Vivo em cada ato do que fazia
Existo em todo detalhe daquilo que faço.
.
Sou vento e chuva a dançar pela estrada
Em cada brisa e gota me movo sem cansaço
Não se quede triste e desolada
Porque na morte vivo, entre paradoxos me desfaço.
.
Sou caos e revolta, paz e mansidão
Aceitação e resiliência, inconformidade e indignação.
Em mim, contrastes se entrelaçam, sem tempo ou espaço
Habito dentro de ti e em cada um de teus passos
.
Quem ousará me decifrar, decodificar meu ser?
Sou enigma, um mistério a pairar
Em cada verso e cada olhar, suspense a renascer
.
Não lamente minha partida, porque ir também me agrada
Hei de sondar além, uma aurora e alvorada.
Sou a essência que aflora e ainda que enfada
De um pouco sou um tudo, de um tudo feito em nada
.
Em cada esquina e seu suspiro, lá estarei eu
Não em fria sepultura, mas na eternidade do ar.

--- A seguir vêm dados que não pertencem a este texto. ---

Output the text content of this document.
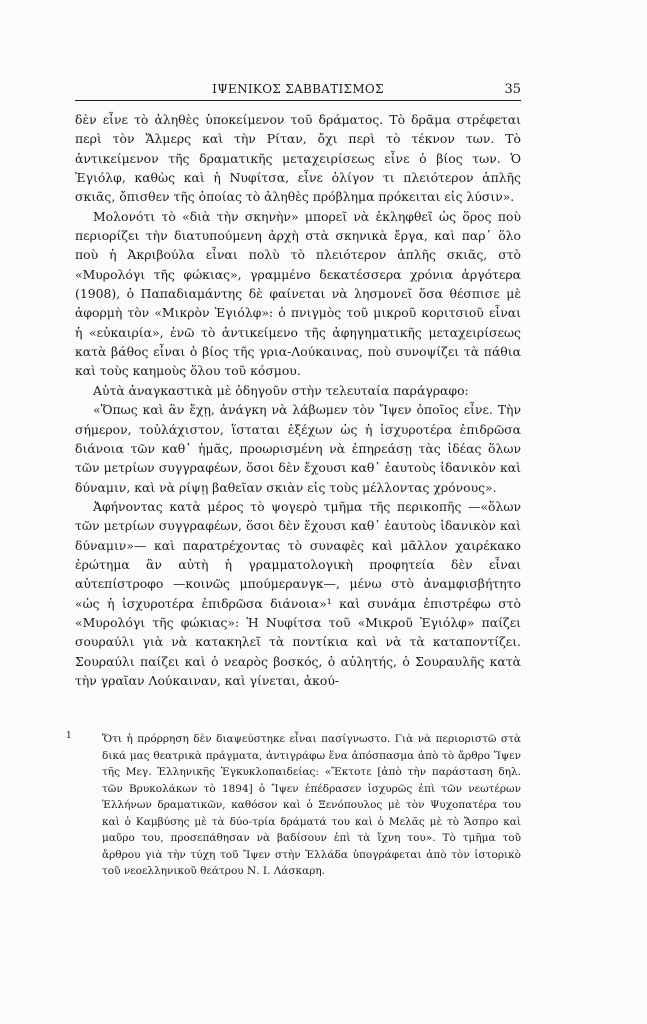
ΙΨΕΝΙΚΟΣ ΣΑΒΒΑΤΙΣΜΟΣ	35

δὲν εἶνε τὸ ἀληθὲς ὑποκείμενον τοῦ δράματος. Τὸ δρᾶμα στρέφεται περὶ τὸν Ἄλμερς καὶ τὴν Ρίταν, ὄχι περὶ τὸ τέκνον των. Τὸ ἀντικείμενον τῆς δραματικῆς μεταχειρίσεως εἶνε ὁ βίος των. Ὁ Ἐγιόλφ, καθὼς καὶ ἡ Νυφίτσα, εἶνε ὀλίγον τι πλειότερον ἁπλῆς σκιᾶς, ὄπισθεν τῆς ὁποίας τὸ ἀληθὲς πρόβλημα πρόκειται εἰς λύσιν».

Μολονότι τὸ «διὰ τὴν σκηνὴν» μπορεῖ νὰ ἐκληφθεῖ ὡς ὅρος ποὺ περιορίζει τὴν διατυπούμενη ἀρχὴ στὰ σκηνικὰ ἔργα, καὶ παρ᾽ ὅλο ποὺ ἡ Ἀκριβούλα εἶναι πολὺ τὸ πλειότερον ἁπλῆς σκιᾶς, στὸ «Μυρολόγι τῆς φώκιας», γραμμένο δεκατέσσερα χρόνια ἀργότερα (1908), ὁ Παπαδιαμάντης δὲ φαίνεται νὰ λησμονεῖ ὅσα θέσπισε μὲ ἀφορμὴ τὸν «Μικρὸν Ἐγιόλφ»: ὁ πνιγμὸς τοῦ μικροῦ κοριτσιοῦ εἶναι ἡ «εὐκαιρία», ἐνῶ τὸ ἀντικείμενο τῆς ἀφηγηματικῆς μεταχειρίσεως κατὰ βάθος εἶναι ὁ βίος τῆς γρια-Λούκαινας, ποὺ συνοψίζει τὰ πάθια καὶ τοὺς καημοὺς ὅλου τοῦ κόσμου.

Αὐτὰ ἀναγκαστικὰ μὲ ὁδηγοῦν στὴν τελευταία παράγραφο:

«Ὅπως καὶ ἂν ἔχῃ, ἀνάγκη νὰ λάβωμεν τὸν Ἴψεν ὁποῖος εἶνε. Τὴν σήμερον, τοὐλάχιστον, ἵσταται ἐξέχων ὡς ἡ ἰσχυροτέρα ἐπιδρῶσα διάνοια τῶν καθ᾽ ἡμᾶς, προωρισμένη νὰ ἐπηρεάσῃ τὰς ἰδέας ὅλων τῶν μετρίων συγγραφέων, ὅσοι δὲν ἔχουσι καθ᾽ ἑαυτοὺς ἰδανικὸν καὶ δύναμιν, καὶ νὰ ρίψῃ βαθεῖαν σκιὰν εἰς τοὺς μέλλοντας χρόνους».

Ἀφήνοντας κατὰ μέρος τὸ ψογερὸ τμῆμα τῆς περικοπῆς —«ὅλων τῶν μετρίων συγγραφέων, ὅσοι δὲν ἔχουσι καθ᾽ ἑαυτοὺς ἰδανικὸν καὶ δύναμιν»— καὶ παρατρέχοντας τὸ συναφὲς καὶ μᾶλλον χαιρέκακο ἐρώτημα ἂν αὐτὴ ἡ γραμματολογικὴ προφητεία δὲν εἶναι αὐτεπίστροφο —κοινῶς μπούμερανγκ—, μένω στὸ ἀναμφισβήτητο «ὡς ἡ ἰσχυροτέρα ἐπιδρῶσα διάνοια»¹ καὶ συνάμα ἐπιστρέφω στὸ «Μυρολόγι τῆς φώκιας»: Ἡ Νυφίτσα τοῦ «Μικροῦ Ἐγιόλφ» παίζει σουραύλι γιὰ νὰ κατακηλεῖ τὰ ποντίκια καὶ νὰ τὰ καταποντίζει. Σουραύλι παίζει καὶ ὁ νεαρὸς βοσκός, ὁ αὐλητής, ὁ Σουραυλῆς κατὰ τὴν γραῖαν Λούκαιναν, καὶ γίνεται, ἀκού-

1	Ὅτι ἡ πρόρρηση δὲν διαψεύστηκε εἶναι πασίγνωστο. Γιὰ νὰ περιοριστῶ στὰ δικά μας θεατρικὰ πράγματα, ἀντιγράφω ἕνα ἀπόσπασμα ἀπὸ τὸ ἄρθρο Ἴψεν τῆς Μεγ. Ἑλληνικῆς Ἐγκυκλοπαιδείας: «Ἔκτοτε [ἀπὸ τὴν παράσταση δηλ. τῶν Βρυκολάκων τὸ 1894] ὁ Ἴψεν ἐπέδρασεν ἰσχυρῶς ἐπὶ τῶν νεωτέρων Ἑλλήνων δραματικῶν, καθόσον καὶ ὁ Ξενόπουλος μὲ τὸν Ψυχοπατέρα του καὶ ὁ Καμβύσης μὲ τὰ δύο-τρία δράματά του καὶ ὁ Μελᾶς μὲ τὸ Ἄσπρο καὶ μαῦρο του, προσεπάθησαν νὰ βαδίσουν ἐπὶ τὰ ἴχνη του». Τὸ τμῆμα τοῦ ἄρθρου γιὰ τὴν τύχη τοῦ Ἴψεν στὴν Ἑλλάδα ὑπογράφεται ἀπὸ τὸν ἱστορικὸ τοῦ νεοελληνικοῦ θεάτρου Ν. Ι. Λάσκαρη.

Minhas palavras e sorrisos, abraçad’os olhos teus
Ecoando som sem túmulo, no horizonte a anunciar.
.
Sou brilho pálido na praia
Apontando porto além
Sou o verso da aia
Que canta ao vai e vem
.
Sou perigo de naufrágio
Areia rasa enganosa
A perda no sufrágio
A vitória da rosa
.
Sou o tanque na rua
O fuzil ardente em mão
Sou o brilho da lua
Sou povo e solidão
.
Sou dor e sou vontade
Rasgo peito e coração
Sou desejo na cidade
Sexo e corrupção
Sou a mostra da verdade
Esconderijo da razão
Grita garganta liberdade
Sou a inocência largada ao chão
.
Sou palavras e sonhos, tecido com furos
Saudades do passado, nostalgia de futuro
Ironia ingênua, sou medo do escuro
Ainda assim “eu sou”, sem promessa e seguro.
.
Não chore sobre a cova, pois que mente seu anúncio
A lápide que me aponta, não me encontra em seu prenúncio
Vazio está o chão, pois poeta é imortal
Quem cria a criação, já venceu o bem e o mal!